09.06.2021

Pakistan: EU Parlament beeinflusst Entlastung vor Gericht für Christliches Ehepaar

Lobbyarbeit für in Pakistan wegen "Blasphemie"-Anklage endet in Freispruch

IIRF-D/Tübingen/09.06.2021 - Im Mai 2021 hatte das Europäische Parlament auf die Notlage von Shafqat und Shagufta aufmerksam gemacht und wies auf den Mangel an Beweisen hin, die ihre Verurteilung gerechtfertigt hätten. So konnte aus Sicht der EU das Urteil nicht aufrechterhalten werden.

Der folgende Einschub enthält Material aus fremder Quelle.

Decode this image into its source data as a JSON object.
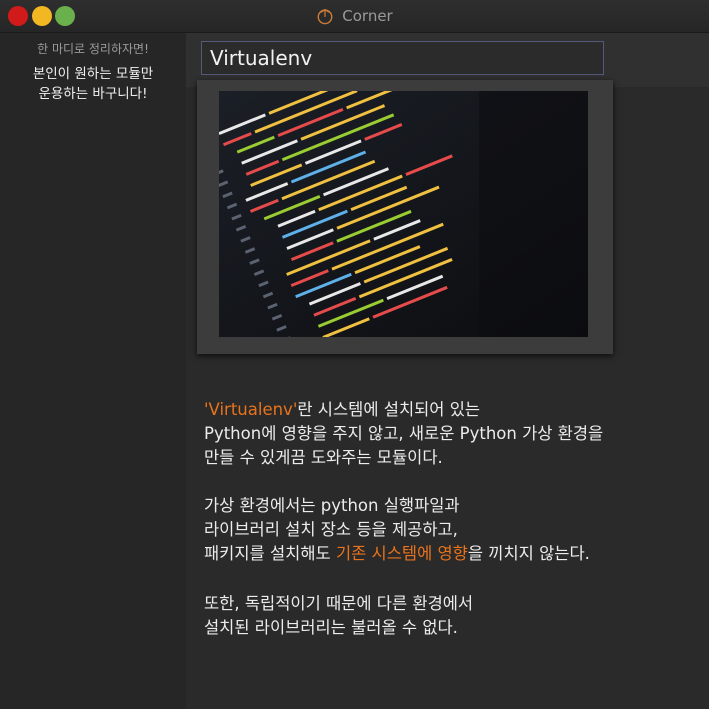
{
  "window": {
    "title": "Corner",
    "controls": [
      "close",
      "minimize",
      "maximize"
    ]
  },
  "sidebar": {
    "line1": "한 마디로 정리하자면!",
    "line2": "본인이 원하는 모듈만",
    "line3": "운용하는 바구니다!"
  },
  "note": {
    "title": "Virtualenv",
    "image_icon": "code-screenshot-image"
  },
  "paragraphs": {
    "p1": {
      "l1_hl": "'Virtualenv'",
      "l1_rest": "란 시스템에 설치되어 있는",
      "l2": "Python에 영향을 주지 않고, 새로운 Python 가상 환경을",
      "l3": "만들 수 있게끔 도와주는 모듈이다."
    },
    "p2": {
      "l1": "가상 환경에서는 python 실행파일과",
      "l2": "라이브러리 설치 장소 등을 제공하고,",
      "l3_a": "패키지를 설치해도 ",
      "l3_hl": "기존 시스템에 영향",
      "l3_b": "을 끼치지 않는다."
    },
    "p3": {
      "l1": "또한, 독립적이기 때문에 다른 환경에서",
      "l2": "설치된 라이브러리는 불러올 수 없다."
    }
  },
  "colors": {
    "accent": "#e8731c",
    "close": "#d11a1a",
    "minimize": "#f2b824",
    "maximize": "#6ab04c"
  }
}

Das christliche Ehepaar, das, seit es 2014 wegen "Blasphemie" verurteilt wurde in Pakistan in der Todeszelle saß, ist in einer Berufungsverhandlung vor dem Lahore High Court von allen Anklagepunkten freigesprochen worden (wir berichteten).

Dieser Fall zeigt einmal wieder, wie die Berichterstattung über Menschenrechtsverletzungen, wozu die Religionsfreiheit als ursprüngliches Menschenrecht gehört, wichtig und hilfreich ist. Es macht einen Unterschied, wenn politische Instanzen im Westen ihre Stimme erheben zum Schutz der Religionsfreiheit und anderer Menschenrechte.

Shafqat Emmanuel und seine Frau Shagufta Kausar (auch bekannt als Shagufta Masih) waren verurteilt worden, weil sie blasphemische Textnachrichten verschickt hätten, obwohl beide Analphabeten sind.

Das Paar, das vier Kinder hat, hat die Vorwürfe gegen sie immer bestritten.

Sie wurden im April 2014 nach Paragraf 295-C des pakistanischen Strafgesetzbuches zum Tode verurteilt, der seit einer Entscheidung des Verfassungsgerichts im Jahr 1991 eine obligatorische Todesstrafe für "abfällige Bemerkungen" gegen Mohammed, den Propheten des Islam, vorsieht. Glücklicherweise ist die Todesstrafe noch nicht in Pakistan durchgeführt worden, sondern die Verurteilten werden auf unbestimmte Zeit in Todeszellen festgehalten unter einem Damoklesschwert – sie können nie wissen, ob und wann die Todesstrafe an ihnen vollzogen wird.

Anklagen lösen häufig Mobgewalt und sogar Tötungen aus. Christen, die von den Vorwürfen freigesprochen wurden, leben in Angst vor Angriffen durch eifrige muslimische Extremisten und können oft nicht mehr in ihre Häuser zurückkehren. Die Justiz sieht es wohl als für die beste Lösung an, Angeklagte zu verurteilen und wegzusperren. Es gab aber auch schon Fälle von Lynchjustiz in pakistanischen Gefängnissen.

Pakistans berüchtigte "Blasphemie"-Gesetze (Abschnitt 295 des pakistanischen Strafgesetzbuchs) werden oft dazu benutzt, falsche Anschuldigungen zu erheben, um persönlichen Groll zu befriedigen. Christen sind besonders gefährdet, da die bloße Äußerung ihres Glaubens als "Blasphemie" ausgelegt werden kann und die unteren Gerichte in Übereinstimmung mit der Scharia (islamisches Recht) in der Regel die Aussage von Muslimen bevorzugen.